Microstructural Evolution of C-Mn Dual Phase Steel During Intermediate Quenching: A Comparative Study of Subcritical, Intercritical, and Upper Critical Annealing

Document Type : Original Article

Authors

1 Faculty of Materials Engineering, Sahand University of Technology,

2 Department of Materials Engineering, Isfahan University of Technology

3 Faculty of Materials Engineering, Sahand University of Technology

Abstract

Martensitic microstructure, due to providing numerous nucleation sites for austenite, is considered as the initial microstructure in the dual-phase steel fabrication process, i.e. intermediate quenching.

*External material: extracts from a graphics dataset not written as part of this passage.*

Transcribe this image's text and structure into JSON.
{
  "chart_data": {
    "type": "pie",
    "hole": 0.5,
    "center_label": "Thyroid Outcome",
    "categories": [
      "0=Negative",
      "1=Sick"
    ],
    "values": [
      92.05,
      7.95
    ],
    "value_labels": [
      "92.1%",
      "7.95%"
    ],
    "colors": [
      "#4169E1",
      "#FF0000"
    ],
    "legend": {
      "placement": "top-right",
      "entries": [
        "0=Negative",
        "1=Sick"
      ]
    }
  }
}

In the present study, the microstructural evolution of a carbon-manganese steel during intermediate quenching at three temperature ranges (upper-critical (AC₃<T), inter-critical (AC₁<T<AC₃) and sub-critical (T<AC₁)) was studied using optical microscopy, scanning electron microscopy, and X-ray diffraction analysis. According to the corresponding hardness of different microstructures, it was found that the sub-critical annealing process, the high-temperature tempering process, has two stages with different softening rates. The first stage is associated with the removal of carbon from the lattice structure to form carbides, and the second stage is accompanied by the coarsening of carbides. Annealing martensitic microstructure at intercritical temperatures also shows three stages: The first stage is the tempering of martensite, the second stage is the nucleation and growth of austenite in tempered martensite, and the dissolution of carbides, and the third stage is the coarsening of the two-phase microstructure, which is associated with reduction in hardness. An increase in temperature up to upper-critical temperatures also causes the appearance of these three stages, but considering the intensified diffusion at high temperatures, these stages are shortened and merged together.